I’m probably wrong but…

This just in:  I have an opinion about the Middle East and our military involvement there.  Having said that, I admit my understanding of a very complex situation is exceptionally limited.  Smitty, my editor, knows a lot more that me and disagrees with my opinion on this issue.

But….here is what I think anyway.

Once upon a time, we needed the Middle East because they supplied us and the rest of the world with oil.  A small hiccup there would send economies crashing around the world.

We helped to overthrow regimes to put in our puppets.  We established military bases and flexed our muscles.  The unspoken word to those in the area was “We are here and we are strong…so don’t fuck with us.”

Yes, there are other issues aside from oil.  NATO likes our bases close to them.  Israel wants a big brother to hide behind etc.

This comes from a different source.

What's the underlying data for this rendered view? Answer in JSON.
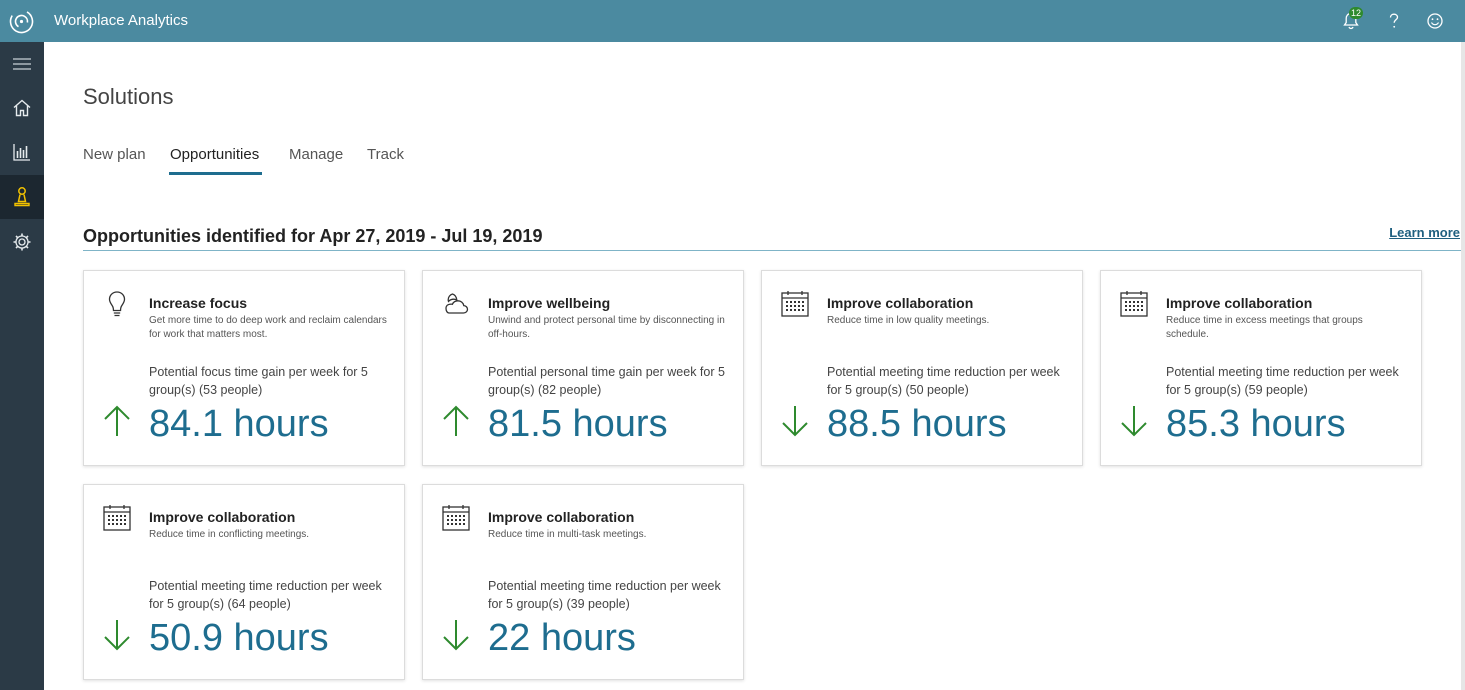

But it really was about the oil.

Now we are energy independent.  We get very little oil from the Middle East.

And yet…we are still there.

It’s as if our politicians forgot why we were there in the first place and at this point, are afraid to ask “Why?”  So we stay.  We stay and send kids from lower to middle class families over there to fight for something that no one can define.

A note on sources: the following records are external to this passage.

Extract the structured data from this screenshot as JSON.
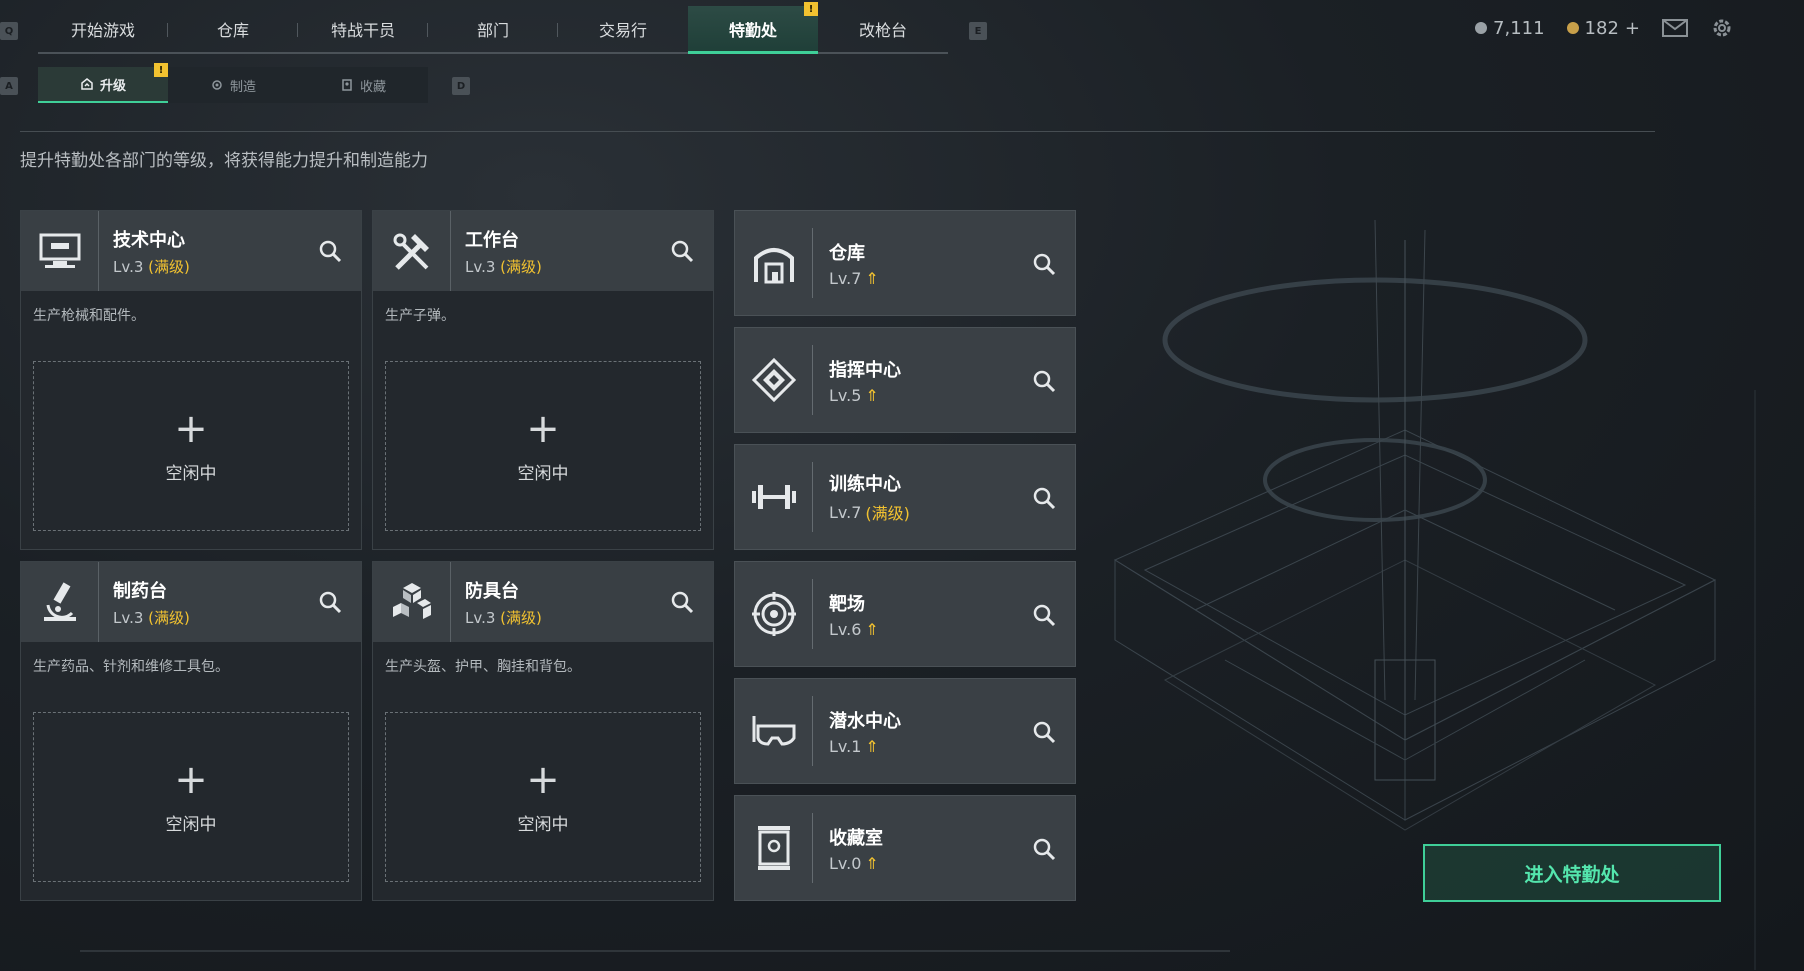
{
  "keys": {
    "left_top": "Q",
    "right_top": "E",
    "left_sub": "A",
    "right_sub": "D"
  },
  "topnav": {
    "tabs": [
      {
        "label": "开始游戏"
      },
      {
        "label": "仓库"
      },
      {
        "label": "特战干员"
      },
      {
        "label": "部门"
      },
      {
        "label": "交易行"
      },
      {
        "label": "特勤处",
        "active": true
      },
      {
        "label": "改枪台"
      }
    ],
    "active_badge": "!"
  },
  "subnav": {
    "tabs": [
      {
        "label": "升级",
        "icon": "upgrade-icon"
      },
      {
        "label": "制造",
        "icon": "craft-icon"
      },
      {
        "label": "收藏",
        "icon": "collection-icon"
      }
    ],
    "active_badge": "!"
  },
  "currency": {
    "silver": "7,111",
    "gold": "182",
    "gold_plus": "+"
  },
  "description": "提升特勤处各部门的等级，将获得能力提升和制造能力",
  "production_cards": [
    {
      "name": "技术中心",
      "level": "Lv.3",
      "max": "(满级)",
      "desc": "生产枪械和配件。",
      "slot_status": "空闲中",
      "icon": "computer-icon"
    },
    {
      "name": "工作台",
      "level": "Lv.3",
      "max": "(满级)",
      "desc": "生产子弹。",
      "slot_status": "空闲中",
      "icon": "tools-icon"
    },
    {
      "name": "制药台",
      "level": "Lv.3",
      "max": "(满级)",
      "desc": "生产药品、针剂和维修工具包。",
      "slot_status": "空闲中",
      "icon": "microscope-icon"
    },
    {
      "name": "防具台",
      "level": "Lv.3",
      "max": "(满级)",
      "desc": "生产头盔、护甲、胸挂和背包。",
      "slot_status": "空闲中",
      "icon": "cubes-icon"
    }
  ],
  "facilities": [
    {
      "name": "仓库",
      "level": "Lv.7",
      "max": "",
      "upgradable": true,
      "icon": "warehouse-icon"
    },
    {
      "name": "指挥中心",
      "level": "Lv.5",
      "max": "",
      "upgradable": true,
      "icon": "command-icon"
    },
    {
      "name": "训练中心",
      "level": "Lv.7",
      "max": "(满级)",
      "upgradable": false,
      "icon": "dumbbell-icon"
    },
    {
      "name": "靶场",
      "level": "Lv.6",
      "max": "",
      "upgradable": true,
      "icon": "target-icon"
    },
    {
      "name": "潜水中心",
      "level": "Lv.1",
      "max": "",
      "upgradable": true,
      "icon": "diving-mask-icon"
    },
    {
      "name": "收藏室",
      "level": "Lv.0",
      "max": "",
      "upgradable": true,
      "icon": "trophy-case-icon"
    }
  ],
  "enter_button": "进入特勤处",
  "colors": {
    "accent": "#3fcf98",
    "max_level": "#f2c230",
    "badge": "#f2c230"
  }
}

We let our soldiers board first on airplanes but when they come home, they are not heroes.   There is no parade for them as a banner is unfolded saying, “We killed some guys in the desert who were shooting at us from the back of a 1973 Toyota pickup.”

I’m sure Smitty is cringing as he reads this

So, when Trump says, “We are leaving Syria” why am I not happy?

Let’s go back to what this blog started with: I don’t know what I’m talking about.

Obama said he would get us out of the Middle East and yet…we stayed.

Did he learn something that changed his mind?

Trump makes this grand announcement and I think “Finally!”

Then…silence.

Congress knew nothing about this plan.

The Pentagon knew nothing about this plan.

Puting loves this plan.

Erdogan (Turkey dictator) loves this plan.

ISIS loves this plan.

All of this together makes me think, “What the fuck is going on?”

I think Trump is getting his ideas/orders from places we’d rather he didn’t.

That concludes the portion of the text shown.